Bu salgın döneminde kara tahtanın önünde ders işlemenin zevkini daha iyi kavrasak da, günümüz teknolojileri sayesinde “aynı zamanda fakat farklı mekanlarda”  var olmak, öğretim yapmayı başarmak zor olmadı ancak eğitimde teknoloji kullanımının gereklilik haline geldiği bu dönemde, zorlayıcı olanın psikolojik ve eğitimsel önemde olan iletişim olanaklarının, dokunmanın, göz göze gelmenin mümkün olamayışıydı.
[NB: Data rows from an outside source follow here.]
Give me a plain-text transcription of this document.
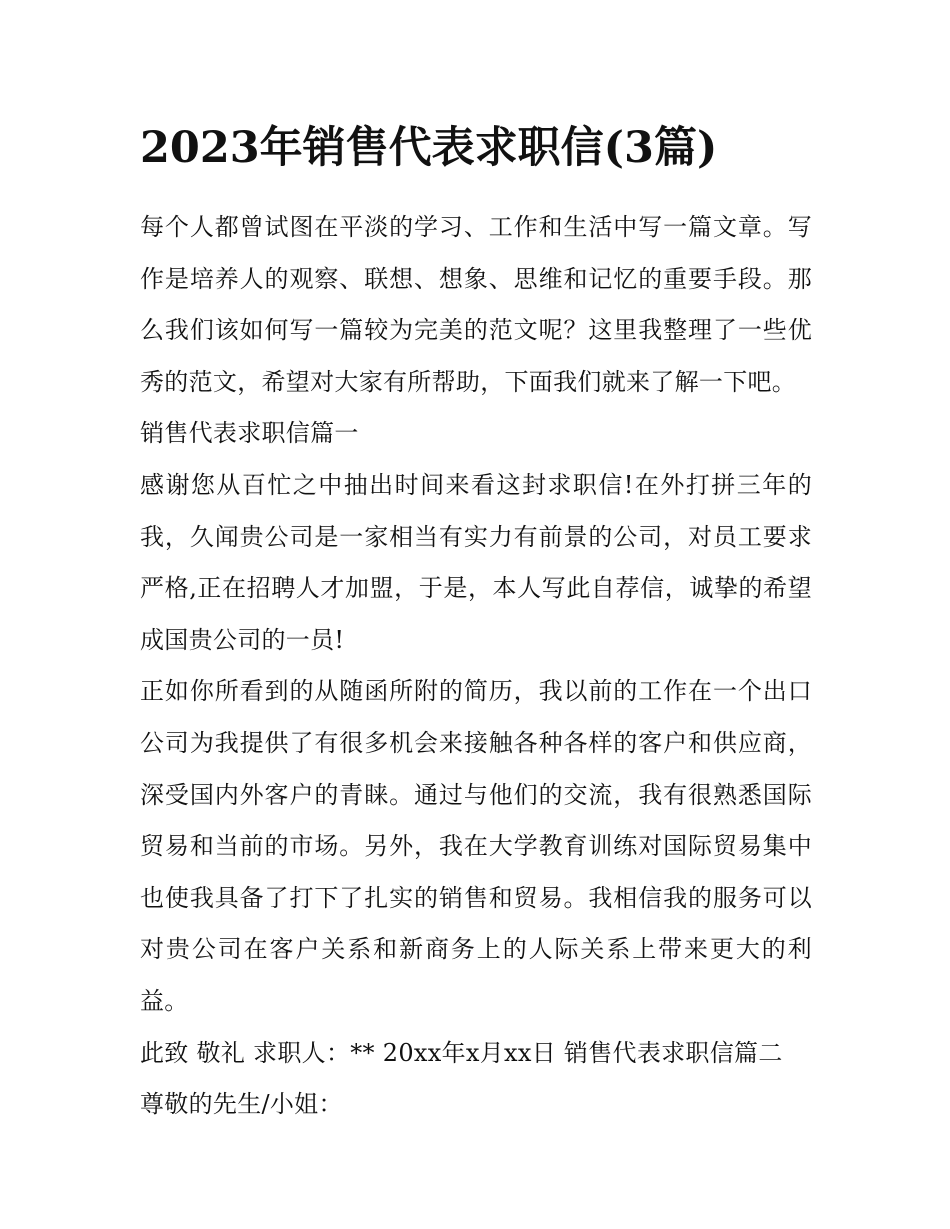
2023年销售代表求职信(3篇)

每个人都曾试图在平淡的学习、工作和生活中写一篇文章。写作是培养人的观察、联想、想象、思维和记忆的重要手段。那么我们该如何写一篇较为完美的范文呢？这里我整理了一些优秀的范文，希望对大家有所帮助，下面我们就来了解一下吧。

销售代表求职信篇一

感谢您从百忙之中抽出时间来看这封求职信!在外打拼三年的我，久闻贵公司是一家相当有实力有前景的公司，对员工要求严格,正在招聘人才加盟，于是，本人写此自荐信，诚挚的希望成国贵公司的一员!

正如你所看到的从随函所附的简历，我以前的工作在一个出口公司为我提供了有很多机会来接触各种各样的客户和供应商，深受国内外客户的青睐。通过与他们的交流，我有很熟悉国际贸易和当前的市场。另外，我在大学教育训练对国际贸易集中也使我具备了打下了扎实的销售和贸易。我相信我的服务可以对贵公司在客户关系和新商务上的人际关系上带来更大的利益。

此致 敬礼 求职人：** 20xx年x月xx日 销售代表求职信篇二

尊敬的先生/小姐：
Görüldüğü üzere ülkemiz ve dünyayı etkisi altına alan Covid-19, 2020 Eylül ayından günümüze bir çok psikolojik ve sosyo-ekonomik açıdan toplumsal büyük bir tahribata neden olmuştur. Bu nedenle gerek ülkemizde gerek ise dünyada eğitim camiası eğitmenler ve öğrenciler arasında ülkemiz açısından yeterli düzeyde araç ve gereçler temini olmadığından dolayı ülkeyi yönetenlerin de eğitime yönelik stratejik bir planının olmadığı görülmüştür. Bu kanaatimce, ülkede aşılanma süreci başladığı günden bugüne, önceliğin sağlık çalışanları ile birlikte eğitim çalışanlarımız ve öğrencilerimiz de olmalıydı. Henüz bu gerçekleri fark etmeyen siyasi yöneticiler, bir toplumun gelişmesi ve yenilenmesinden, dünya toplumları ile eşdeğer yarışması açısından, temel eğitimin ve bilimsel eğitimin ne kadar büyük bir ihtiyaç olduğu anlaşılmıştır. Eğitim ekmek ve su gibi; devletlerin yaşaması ve ilerlemesi için temel bir ihtiyaçtır.

Emile Zola’nın da dediği gibi;

Pırlantadan alınmayan vergi, kitaptan alınıyordu; çünkü pırlanta alandan değil, kitap okuyanlardan korkuyorlardı. 

İnsanlık yalanı ve adaletsizliği kılıçla değil, kitapla yenecektir. 

Zifiri karanlıklar bütün beyinlerde yoğunluğunu muhafaza ediyorsa, bunun nedeni metotsuz ve hiçbir bilimsel temele dayanmadan elde edilen yarı eğitimin sadece zekanın zehirlenmesine daha da tehlikeli ve kaygı verici olan ahlaksızlık haline ulaşması gibi görünüyordu.